TIP – Get a firm headcount and agreeable budget for all invited, Make sure they understand it is your wish come true and give them sufficient time to plan it and pay for it.

 

It’s MY WEDDING people! – Even though a lot of my friends are married, have babies, etc., I expected them to be present for me, the same way I was for them. This includes both in time and in money, regarding the budget. The reality is that real life interferes. There are 100’s of reasons why somebody might not be able to participate or spend the amount required to do things my way.

itsmywed

TIP – Be realistic and set your expectations low. Make sure the people that you really want there are present by including them in the decisions as to place and budget.
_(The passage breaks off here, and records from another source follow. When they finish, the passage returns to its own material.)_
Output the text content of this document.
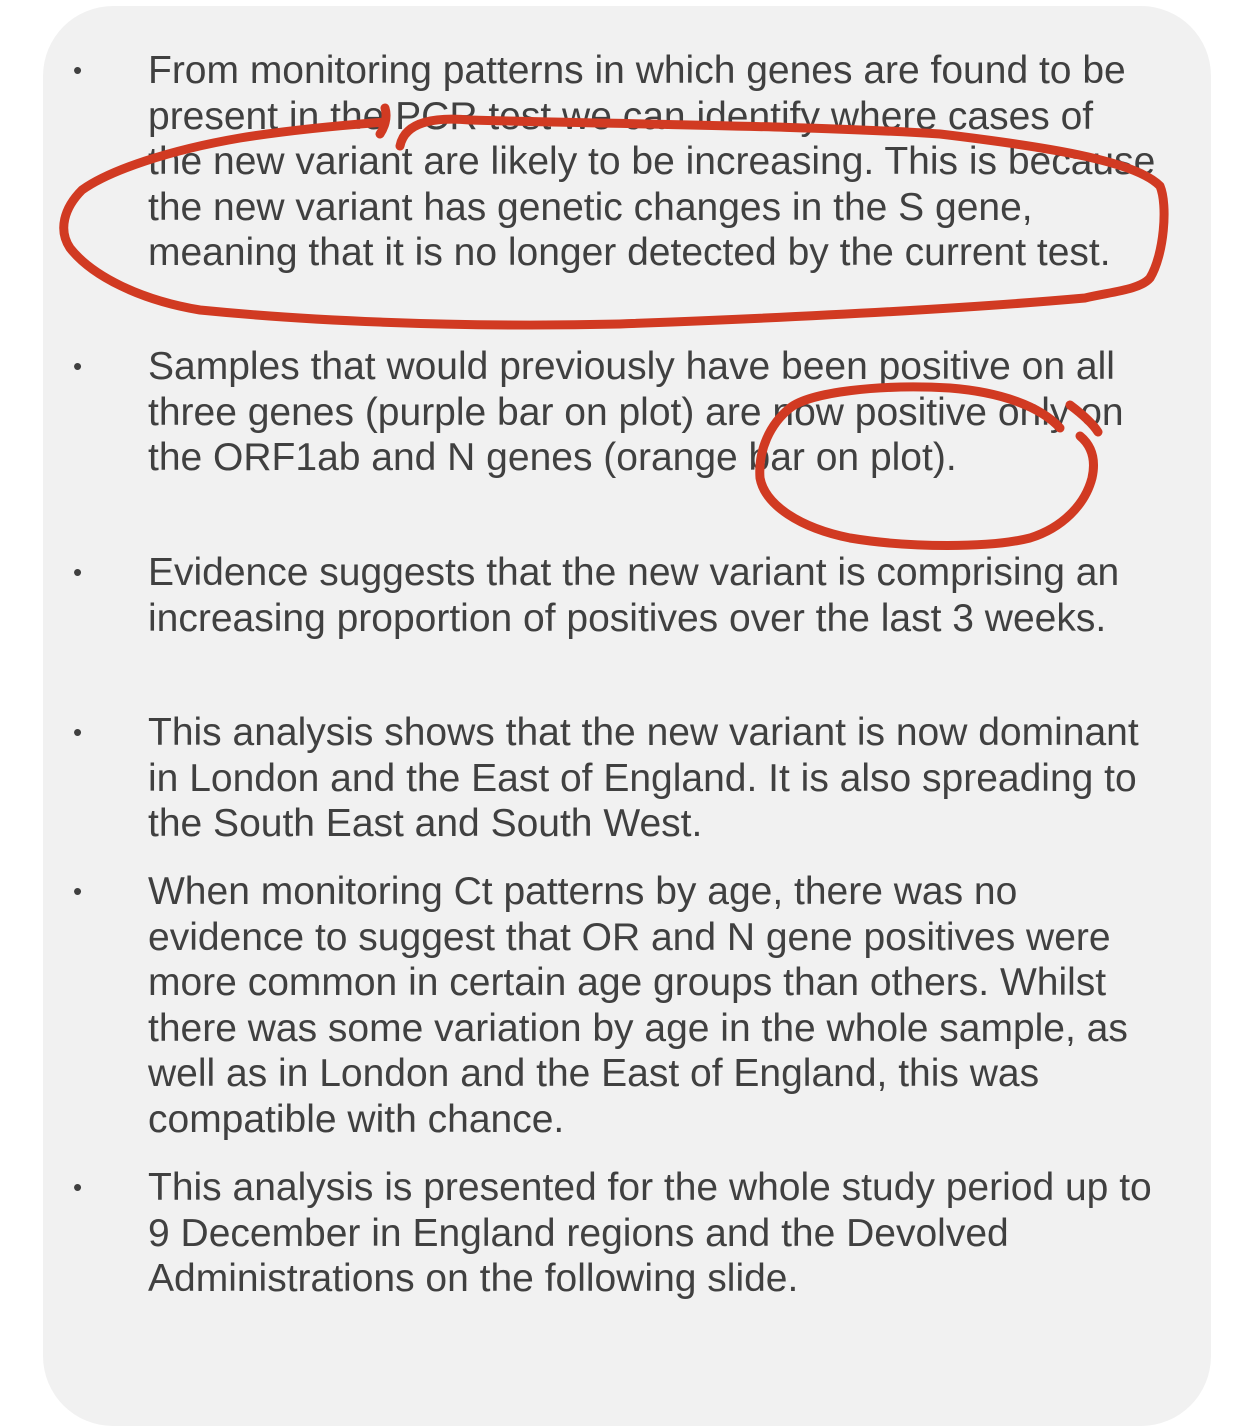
• From monitoring patterns in which genes are found to be present in the PCR test we can identify where cases of the new variant are likely to be increasing. This is because the new variant has genetic changes in the S gene, meaning that it is no longer detected by the current test.
• Samples that would previously have been positive on all three genes (purple bar on plot) are now positive only on the ORF1ab and N genes (orange bar on plot).
• Evidence suggests that the new variant is comprising an increasing proportion of positives over the last 3 weeks.
• This analysis shows that the new variant is now dominant in London and the East of England. It is also spreading to the South East and South West.
• When monitoring Ct patterns by age, there was no evidence to suggest that OR and N gene positives were more common in certain age groups than others. Whilst there was some variation by age in the whole sample, as well as in London and the East of England, this was compatible with chance.
• This analysis is presented for the whole study period up to 9 December in England regions and the Devolved Administrations on the following slide.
Pray the rest will follow but be prepared that they wont, even if you were there for them.

ZIKA – Believe it or not, the Zika virus caused 2 of my BFF’s not to be able to come to my party because they were pregnant. I completely understand but I really wanted them there. Zika is real and it might make some people rethink if your party and even your wedding are worth the risk.

zika-virus-mosquito hurr

TIP – This is a no brainer. Sometimes things we can’t control happen. If not Zika, it could be a hurricane or something else. Include them in your thought process because shit happens!

 

The Budget – The most important thing to understand is that pricing for the party or the wedding is always based on a number of people. If that number changes, so does the pricing.

tight budget

TIP – Explain that from the beginning and make sure everyone understands it so they can commit. Always suggest people add 20% to the budget for variables.

 

bride

Some real thoughts from the Bride….

My dream bachelorette party might not be feasible due to budget, time and other factors for my bridesmaids. It is sad to have to adjust my wishes to their budgets and time constraints but it’s just the way it is!

Please try to give me at least your best effort as far as scheduling and budget issues. Make sure you treat me the same way I treated you or the way you would expect to be treated in the future.

If nobody helped me with the bachelorette, I wont even think of planning a bridal shower or anything else. Too much on my plate!

I feel alone. I expected more help and sisterhood but it never happened!

Make up your mind ladies and commit. It’s the only way we can get the budget under control and plan a successful party.

sadbride

CONCLUSION – Things went very differently from what I expected. I really wanted New Orleans and ended up in Miami. Not everyone I wanted will make it. I thought I could count on my close friends but I couldn’t so I ended up doing most of the work myself. I don’t mean to bitch but I needed some loving and I didn’t get it! I hope not to turn into a bridezilla before the wedding!